Les marchés anticiperaient surtout la réaction du régime iranien à de telles attaques sur son île. L’Iran pourrait « infliger bien plus de dégâts aux installations pétrolières et gazières du Golfe s’il le voulait, et il peut le faire rapidement. Tout le monde le sait », selon Farzin Nadimi, chercheur au Washington Institute for Near East Policy, pour l’AFP. Après les menaces formulées vendredi par Donald Trump, le porte‑parole du quartier général central de Khatam al‑Anbiya, affilié aux Gardiens de la Révolution, a averti : « Toutes les installations pétrolières, économiques et énergétiques appartenant à des compagnies pétrolières de la région en partie détenues par les États‑Unis, ou qui coopèrent avec les États‑Unis, seront immédiatement détruites et réduites en cendres. »
Mais Washington disposerait‑il d’un plan à long terme pour Kharg ? La presse américaine, dont le Washington Post et Axios, citant des responsables de l’administration, évoque une intervention terrestre possible à Kharg.
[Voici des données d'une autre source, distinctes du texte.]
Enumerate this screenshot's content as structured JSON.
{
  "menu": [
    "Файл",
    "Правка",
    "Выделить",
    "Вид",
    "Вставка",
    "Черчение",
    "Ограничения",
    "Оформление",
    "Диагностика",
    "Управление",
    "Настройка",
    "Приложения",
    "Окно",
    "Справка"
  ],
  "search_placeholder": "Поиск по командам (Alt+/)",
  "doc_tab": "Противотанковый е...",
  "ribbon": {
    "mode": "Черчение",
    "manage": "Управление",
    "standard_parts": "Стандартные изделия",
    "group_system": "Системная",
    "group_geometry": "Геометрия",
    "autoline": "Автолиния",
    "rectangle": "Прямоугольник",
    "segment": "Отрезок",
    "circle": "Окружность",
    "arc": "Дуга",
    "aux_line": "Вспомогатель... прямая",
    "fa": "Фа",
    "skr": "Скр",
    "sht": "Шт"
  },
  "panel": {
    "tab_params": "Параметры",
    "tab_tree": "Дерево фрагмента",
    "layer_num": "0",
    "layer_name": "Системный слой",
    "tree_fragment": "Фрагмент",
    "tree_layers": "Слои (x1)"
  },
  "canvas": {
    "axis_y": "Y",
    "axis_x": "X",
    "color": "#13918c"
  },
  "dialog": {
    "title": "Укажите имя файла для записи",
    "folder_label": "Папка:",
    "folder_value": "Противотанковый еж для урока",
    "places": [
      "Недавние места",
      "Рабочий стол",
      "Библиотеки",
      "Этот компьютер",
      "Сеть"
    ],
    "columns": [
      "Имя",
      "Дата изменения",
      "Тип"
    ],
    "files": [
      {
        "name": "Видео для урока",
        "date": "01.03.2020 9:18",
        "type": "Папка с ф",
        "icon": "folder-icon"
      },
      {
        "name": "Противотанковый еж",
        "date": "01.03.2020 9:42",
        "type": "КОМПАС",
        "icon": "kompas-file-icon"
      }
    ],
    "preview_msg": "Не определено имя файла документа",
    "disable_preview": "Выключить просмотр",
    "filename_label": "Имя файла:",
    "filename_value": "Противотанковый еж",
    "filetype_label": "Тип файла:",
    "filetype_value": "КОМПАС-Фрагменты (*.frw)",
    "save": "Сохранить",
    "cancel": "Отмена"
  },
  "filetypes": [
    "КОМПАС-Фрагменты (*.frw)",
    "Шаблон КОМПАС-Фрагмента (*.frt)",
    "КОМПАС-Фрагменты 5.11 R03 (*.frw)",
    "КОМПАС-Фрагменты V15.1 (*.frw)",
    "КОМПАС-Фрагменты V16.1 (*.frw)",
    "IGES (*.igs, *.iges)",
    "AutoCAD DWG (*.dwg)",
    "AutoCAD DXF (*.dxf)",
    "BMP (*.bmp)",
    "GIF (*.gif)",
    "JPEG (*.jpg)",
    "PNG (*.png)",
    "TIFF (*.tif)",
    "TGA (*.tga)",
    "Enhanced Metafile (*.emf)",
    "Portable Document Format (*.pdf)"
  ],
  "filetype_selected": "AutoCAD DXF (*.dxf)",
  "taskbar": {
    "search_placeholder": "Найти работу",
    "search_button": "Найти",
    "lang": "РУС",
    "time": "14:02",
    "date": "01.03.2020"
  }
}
L’ancien envoyé spécial de la Maison Blanche pour l’Ukraine, le lieutenant‑général Keith Kellogg, a également soutenu cette éventualité sur Fox News. Selon lui, une invasion terrestre de l’Iran demeure complexe, car l’État est vaste, mais « si vous prenez cette île (…) vous les isolez économiquement ». Cité par Libération, le chercheur Elie Tenenbaum tempère : ce type d’opération terrestre « est extrêmement risqué quand il n’est pas conduit (…) dans la foulée immédiate de la sidération d’une attaque initiale ».